Später, in den Siebzigern und Achtzigern, kam dann aber doch noch die ganz große Zeit der Psychoanalyse. Man analysierte alles, nicht bloß Patienten mit Depressionen, Schluckbeschwerden oder Fahrstuhlängsten, sondern Helmut Kohl, Bücher von Kafka, das Wettrüsten, ungewollte Kinderlosigkeit, Wagneropern, Ehen und Rassenhass, prämierte Kinofilme mit zumeist verstörenden Botschaften, psychotische Zustände einzelner und Probleme ganzer Institutionen. Die Psychoanalyse sollte als Spiegel der Gesellschaft fungieren – und tat es auch. Es gab Themengebiete sowohl bei den Diagnosen als auch bei den Behandlungsansätzen, die sich je nach Zeitgeist ablösten. Narzissmus und falsches Selbst sowie das Drama des begabten Kindes gehörten noch zu den Zeiten der Alt-68er, dann kamen der sexuelle Missbrauch, später das Mobbing und zuletzt das Trauma. Schaden zugefügt bekommen in einer immer komplizierter werdenden Welt – das war ein sich immer mehr auftürmendes Riesenthema, und prompt kamen auch Begriffe und Konzepte auf, wie man sich davor schützen konnte: Allen voran die Sicherheit. Die Sehnsucht nach Sicherheit ist mir in den letzten Jahren auch in der Werbung aufgefallen (Achtung Achtung, die Gefahr für den naiven Konsumenten ist, sofern er über ein Unterbewußtsein verfügt, also nicht gebannt!). Alles kann man sich sichern, meistens gleich, für dummies, vom wohlwollenden Anbieter in den Imperativ gesetzt: sicher´ dir das Kombisparpreismegaticket, jetzt Rabattvertrag sichern, sicher´ dir deine domain und sichern sie sich noch heute einen Magnumpremiumextrakasten Hefeweizen! In der Psychotherapie wird auch dauernd gesichert, man übt den inneren sicheren Ort, alles ist qualitätsgemanagt, damit ausgeschlossen werden kann, dass der Spülkasten in der Toilette einem Patienten auf den linken Vorderfuss fällt. Und die Psychologen sind bei jeder Katastrophe „vor Ort“. Ist dir schon aufgefallen, dass zur Meldung von Busunfällen, Amokläufen in Schulen, Banküberfällen und Flugzeugabstürzen, Fährunglücken und Diskotheken-bränden in den Hauptnachrichten stets beruhigend wie das Amen in der Kirche angefügt wird: „Psychologen sind zur Betreuung der Angehörigen eingetroffen.“ Na, dann ist ja jeder versorgt!?

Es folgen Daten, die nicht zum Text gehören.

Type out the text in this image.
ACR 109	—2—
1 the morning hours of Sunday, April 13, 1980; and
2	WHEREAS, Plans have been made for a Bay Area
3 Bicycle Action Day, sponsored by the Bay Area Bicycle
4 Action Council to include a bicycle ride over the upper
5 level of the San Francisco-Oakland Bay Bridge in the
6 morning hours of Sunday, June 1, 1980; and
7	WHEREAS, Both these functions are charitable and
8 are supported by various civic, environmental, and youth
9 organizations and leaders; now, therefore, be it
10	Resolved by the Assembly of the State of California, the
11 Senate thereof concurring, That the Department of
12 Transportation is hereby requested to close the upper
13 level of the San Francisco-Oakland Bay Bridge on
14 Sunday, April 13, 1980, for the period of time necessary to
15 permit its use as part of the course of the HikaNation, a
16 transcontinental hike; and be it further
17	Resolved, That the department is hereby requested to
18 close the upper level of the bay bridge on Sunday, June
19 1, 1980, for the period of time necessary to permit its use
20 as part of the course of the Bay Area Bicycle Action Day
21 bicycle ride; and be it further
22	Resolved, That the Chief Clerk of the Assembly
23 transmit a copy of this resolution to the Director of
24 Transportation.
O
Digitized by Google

Ein Lied der Gruppe Silbermond kommt mir in den Sinn, das monatelang in den deutschen Charts war:
Gib mir 'n kleines bisschen Sicherheit,
in einer Welt, in der nichts sicher scheint.
Gib mir in dieser schnellen Zeit
irgendwas das bleibt.
Gib mir einfach nur 'n bisschen Halt,
und wieg´ mich einfach nur in Sicherheit.
Es ist sehr reizvoll, sich zu fragen, was wohl als nächstes kommt. In der Werbung scheint sich seit einigen Monaten ein neuer Begriff einzuschleichen: Kassieren. Sei nicht blöd! Jetzt online Antrag stellen und Prämie kassieren! Wenn ich das jetzt mal versuchsweise auf Therapeuten und Patienten transformiere – könnte einem doch etwas unwohl werden. Da deutet sich das Thema Nehmen statt Geben an. Andererseits, gegen eine Erhöhung des Sitzungshonorars hätte ich nicht wirklich etwas einzuwenden – vorausgesetzt, das passiert nicht gegen meinen Willen.